Template instantations are killing me

part 2

May 2, 2017

I perhaps have overused templates in Bertini2. It's true. I am in love with templates, and just keep using them. But, compile time is killing me. It is taking forever to compile Bertini2, and I want it to be faster. 30 minutes build-test times on my Jenkins servers is unacceptable.

So, here I go!

First attempt: -ftime-report

My first attempts to understand which templates are taking so long is to attempt to get information from GCC/Clang during compilation.

Per this SO post, u/Schamp asks about a different but similar scenario. /u/anon replies to use -ftime-report, to get some information. I did not find it useful at all. Maybe I don't understand correctly how to read the output? Let's try another tool.

It's not so useful to me. I want to see which particular template instantations are taking so long. Is it stuff from Boost.Multiprecision? Eigen? My own crazy large templates?

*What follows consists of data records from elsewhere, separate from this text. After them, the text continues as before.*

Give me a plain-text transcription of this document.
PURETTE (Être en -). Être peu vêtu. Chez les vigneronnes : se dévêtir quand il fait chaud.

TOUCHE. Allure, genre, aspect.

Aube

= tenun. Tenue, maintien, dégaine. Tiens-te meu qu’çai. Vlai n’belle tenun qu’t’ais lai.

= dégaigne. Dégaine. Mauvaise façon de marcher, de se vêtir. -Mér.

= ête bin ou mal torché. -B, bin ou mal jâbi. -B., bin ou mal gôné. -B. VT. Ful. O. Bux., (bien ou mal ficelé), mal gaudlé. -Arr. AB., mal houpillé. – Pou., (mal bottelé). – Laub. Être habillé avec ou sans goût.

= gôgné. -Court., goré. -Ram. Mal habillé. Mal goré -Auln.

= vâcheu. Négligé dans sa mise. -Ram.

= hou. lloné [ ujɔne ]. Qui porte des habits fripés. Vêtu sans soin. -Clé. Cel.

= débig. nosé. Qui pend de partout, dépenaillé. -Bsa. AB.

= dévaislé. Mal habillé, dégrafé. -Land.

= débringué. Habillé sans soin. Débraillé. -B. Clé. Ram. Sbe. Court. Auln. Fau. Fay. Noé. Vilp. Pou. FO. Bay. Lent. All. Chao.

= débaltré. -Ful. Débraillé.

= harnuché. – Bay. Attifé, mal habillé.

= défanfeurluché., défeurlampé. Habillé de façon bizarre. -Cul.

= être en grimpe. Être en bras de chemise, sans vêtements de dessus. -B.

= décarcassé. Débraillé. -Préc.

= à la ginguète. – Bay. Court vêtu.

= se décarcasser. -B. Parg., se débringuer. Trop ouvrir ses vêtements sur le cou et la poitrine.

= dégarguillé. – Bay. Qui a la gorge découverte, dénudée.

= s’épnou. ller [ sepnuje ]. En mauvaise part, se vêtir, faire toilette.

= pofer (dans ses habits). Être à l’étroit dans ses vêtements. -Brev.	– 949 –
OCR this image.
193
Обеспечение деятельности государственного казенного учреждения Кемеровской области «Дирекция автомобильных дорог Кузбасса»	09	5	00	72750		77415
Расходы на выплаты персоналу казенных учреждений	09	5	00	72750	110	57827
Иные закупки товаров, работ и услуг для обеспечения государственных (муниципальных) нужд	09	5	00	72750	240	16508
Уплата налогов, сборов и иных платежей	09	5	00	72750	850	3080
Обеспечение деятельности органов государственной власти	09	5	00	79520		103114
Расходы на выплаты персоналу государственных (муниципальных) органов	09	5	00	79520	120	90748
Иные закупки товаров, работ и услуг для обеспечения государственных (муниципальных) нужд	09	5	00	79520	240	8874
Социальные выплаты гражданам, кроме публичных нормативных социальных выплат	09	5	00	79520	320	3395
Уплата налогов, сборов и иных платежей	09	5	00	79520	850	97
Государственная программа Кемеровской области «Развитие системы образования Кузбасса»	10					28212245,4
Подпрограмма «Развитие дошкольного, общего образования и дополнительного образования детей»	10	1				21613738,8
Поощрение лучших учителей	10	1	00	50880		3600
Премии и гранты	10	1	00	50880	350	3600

Second attempt -- Templight

Another SO post has an answer from u/Mikael Persson, suggesting a tool called Templight, of which they are an author. So I figured I'd give it a try.

0. Compiling Templight

It's not a simple brew install templight sadly, but instead requires building it with LLVM/Clang. I've been readying myself mentally to use LLVM, so this seems like as good a time as any to just install it from source. Ok, so I use the install instructions for Clang, and those for Templight on their readme. I download the SVN for Clang and LLVM, versions 301787 and 301782 respectively. The patching step for Templight fails. Bummer.

I viewed the issues for templight, and found [#38](https://github.com/mikael-s-persson/templight/issues/38) gives a known good version of templight commit 0738fa1, and clang rev number 289544. Patch applied cleanly. Project builds smoothly.

Then, I run the tests for Clang.

Ok, 90 failed. Something about capital letters.

1. ./configureing b2's core to use Templight

I think things are going well, so I try using the compiled Clang and Templight with my configure script for b2's core:

No dice. Look in config.log

The first fail is expected. It's checking whether it's c++14 by default, and it isn't, so fail is ok. The next checks fail for a stupid reason. The type_traits file is missing. Hmm. Where is it?

It's not in /usr/include. It's not in /usr/include/c++/4.2.1/. Adding -stdlib=libc++ doesn't change anything.

Ok, re-configure using XCode's clang. Apparently the needed file is in /Applications/Xcode.app/Contents/Developer/Toolchains/XcodeDefault.xctoolchain/usr/bin/../include/c++/v1. Why doesn't the new clang look there? Somehow it needs to be told to. Adding -isysroot /Applications/Xcode.app/Contents/Developer/Platforms/MacOSX.platform/Developer/SDKs/MacOSX10.12.sdk was insufficient for some reason. Bummer. But, manually adding the location of type_traits to the include path did allow my ./configure to succeed. Here's the command: ./configure CXX="/Users/ofloveandhate/software/usr/local/bin/templight++ -std=c++14 -stdlib=libc++ -I/Applications/Xcode.app/Contents/Developer/Toolchains/XcodeDefault.xctoolchain/usr/bin/../include/c++/v1" Configure is slow to run with this clang. I think that's because it is compiled for debug, not release. Whatever. I can re-compile in release mode if I need to. I do expect compilation to be slower, but hope it doesn't change too much which templates take forever to compile. After all, that's my goal -- to understand which templates are the most costly, so I can hopefully move them to a .cpp and manually instantiate them.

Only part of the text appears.